David Pickett wrote:
At 17:26 05-12-15, Stefan Schreiber wrote:
See:
http://www.hauptmikrofon.de/HW/TMT2012_3DNaturalRecording_Theile_Wittek_2012_11.pdf,
An interesting paper, which I shall read fully. But it says already
on page 1:
"5.1 .... increased the listening area and improved the stability and
quality of stereo sound by subdividing the L/R basis, which is 60° in
width, into two stereo sub-ranges with 30° each (L/C and C/R)."
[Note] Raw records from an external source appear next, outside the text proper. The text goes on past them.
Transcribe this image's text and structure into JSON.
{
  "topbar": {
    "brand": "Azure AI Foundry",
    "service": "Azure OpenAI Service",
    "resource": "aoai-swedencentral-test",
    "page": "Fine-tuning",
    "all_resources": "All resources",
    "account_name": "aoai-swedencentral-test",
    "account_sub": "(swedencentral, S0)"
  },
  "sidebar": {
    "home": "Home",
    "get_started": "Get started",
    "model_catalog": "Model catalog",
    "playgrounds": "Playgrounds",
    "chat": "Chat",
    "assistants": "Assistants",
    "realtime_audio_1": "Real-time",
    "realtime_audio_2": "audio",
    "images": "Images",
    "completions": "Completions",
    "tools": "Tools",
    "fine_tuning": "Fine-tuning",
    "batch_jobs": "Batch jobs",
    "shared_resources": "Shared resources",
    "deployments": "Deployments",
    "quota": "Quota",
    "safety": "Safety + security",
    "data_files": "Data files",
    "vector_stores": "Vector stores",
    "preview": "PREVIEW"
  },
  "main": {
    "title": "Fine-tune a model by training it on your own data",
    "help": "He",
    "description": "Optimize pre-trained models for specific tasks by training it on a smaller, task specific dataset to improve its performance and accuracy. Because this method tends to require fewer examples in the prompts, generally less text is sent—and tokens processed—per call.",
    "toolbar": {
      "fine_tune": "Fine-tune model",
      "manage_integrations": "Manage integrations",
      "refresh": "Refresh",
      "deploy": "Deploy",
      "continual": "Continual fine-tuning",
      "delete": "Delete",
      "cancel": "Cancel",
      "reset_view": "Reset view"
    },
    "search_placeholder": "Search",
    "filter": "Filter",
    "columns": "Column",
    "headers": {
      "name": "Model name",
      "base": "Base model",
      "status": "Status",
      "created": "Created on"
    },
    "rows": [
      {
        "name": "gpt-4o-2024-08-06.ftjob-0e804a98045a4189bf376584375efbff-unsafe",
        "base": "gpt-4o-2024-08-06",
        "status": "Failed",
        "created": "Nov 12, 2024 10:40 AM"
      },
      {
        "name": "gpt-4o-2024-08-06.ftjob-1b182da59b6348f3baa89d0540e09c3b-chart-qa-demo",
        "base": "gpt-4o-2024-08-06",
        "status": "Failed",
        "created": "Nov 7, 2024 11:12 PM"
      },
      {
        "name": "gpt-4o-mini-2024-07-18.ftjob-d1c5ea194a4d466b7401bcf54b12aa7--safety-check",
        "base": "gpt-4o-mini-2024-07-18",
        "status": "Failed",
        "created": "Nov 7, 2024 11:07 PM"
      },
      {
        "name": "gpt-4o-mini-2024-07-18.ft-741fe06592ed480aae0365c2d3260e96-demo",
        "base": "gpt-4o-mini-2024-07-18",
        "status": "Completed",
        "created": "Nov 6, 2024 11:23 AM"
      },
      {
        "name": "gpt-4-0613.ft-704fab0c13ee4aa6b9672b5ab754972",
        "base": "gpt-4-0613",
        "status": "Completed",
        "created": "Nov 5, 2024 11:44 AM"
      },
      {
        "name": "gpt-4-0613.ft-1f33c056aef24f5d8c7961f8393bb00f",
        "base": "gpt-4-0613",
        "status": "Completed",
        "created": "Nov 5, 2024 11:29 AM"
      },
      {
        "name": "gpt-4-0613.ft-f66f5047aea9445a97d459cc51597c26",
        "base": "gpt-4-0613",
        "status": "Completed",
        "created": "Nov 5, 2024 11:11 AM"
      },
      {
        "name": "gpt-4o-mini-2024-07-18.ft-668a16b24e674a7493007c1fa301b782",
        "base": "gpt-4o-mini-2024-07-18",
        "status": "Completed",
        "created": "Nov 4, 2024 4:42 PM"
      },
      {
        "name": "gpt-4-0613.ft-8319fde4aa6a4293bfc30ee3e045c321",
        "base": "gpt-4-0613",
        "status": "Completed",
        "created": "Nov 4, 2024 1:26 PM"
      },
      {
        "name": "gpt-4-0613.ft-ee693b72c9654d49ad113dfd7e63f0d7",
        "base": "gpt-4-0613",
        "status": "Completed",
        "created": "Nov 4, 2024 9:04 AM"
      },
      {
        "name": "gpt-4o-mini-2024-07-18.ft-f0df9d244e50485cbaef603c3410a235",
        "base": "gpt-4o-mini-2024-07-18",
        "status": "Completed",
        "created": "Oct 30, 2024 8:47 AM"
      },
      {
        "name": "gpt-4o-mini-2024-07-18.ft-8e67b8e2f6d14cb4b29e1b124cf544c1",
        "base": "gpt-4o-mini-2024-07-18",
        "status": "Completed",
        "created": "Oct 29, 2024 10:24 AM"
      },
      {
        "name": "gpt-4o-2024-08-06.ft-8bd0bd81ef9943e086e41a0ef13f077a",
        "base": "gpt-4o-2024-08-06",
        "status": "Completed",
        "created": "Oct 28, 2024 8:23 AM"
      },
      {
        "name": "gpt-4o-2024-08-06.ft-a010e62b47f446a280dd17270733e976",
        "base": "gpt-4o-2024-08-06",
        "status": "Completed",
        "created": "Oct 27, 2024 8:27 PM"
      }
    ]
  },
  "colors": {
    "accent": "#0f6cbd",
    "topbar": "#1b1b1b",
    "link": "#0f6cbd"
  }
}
True in an < increased listening area >, say a cinema? Not necessarily
at home...
This, as we discussed recently, is demonstrably not true, inasmuch as
makers of 5.1 recordings do not use the three front channels in this
way. At least, I do not have a 5.1 recording of acoustic music that
does so effectively.
I have experimented with playing back three channel Mercury recording
of Stravinsky's Firebird (LSO/Dorati) from SACD using three front
loudpeakers and also played stereo using three loudspeakers, matrixing
level and phase of the original channels as indicated in two of the
Gerzon papers (I forget which for the moment).
This is a classical spaced omni recording, I would imagine. So, not some
5.1 recording you would recommend for the (later) 5.1 ITU config. (And
probably they covered more than a "60º stage" anyway, which could
explain your observation from below.)
I was very impressed with the results, and it works better if the L/R
speakers are at +/- 45 degrees, although that demands a large room.
The speakers need to be matched, which is another problem with the
usual 5.1 playback systems: they use an inferior speaker in the middle.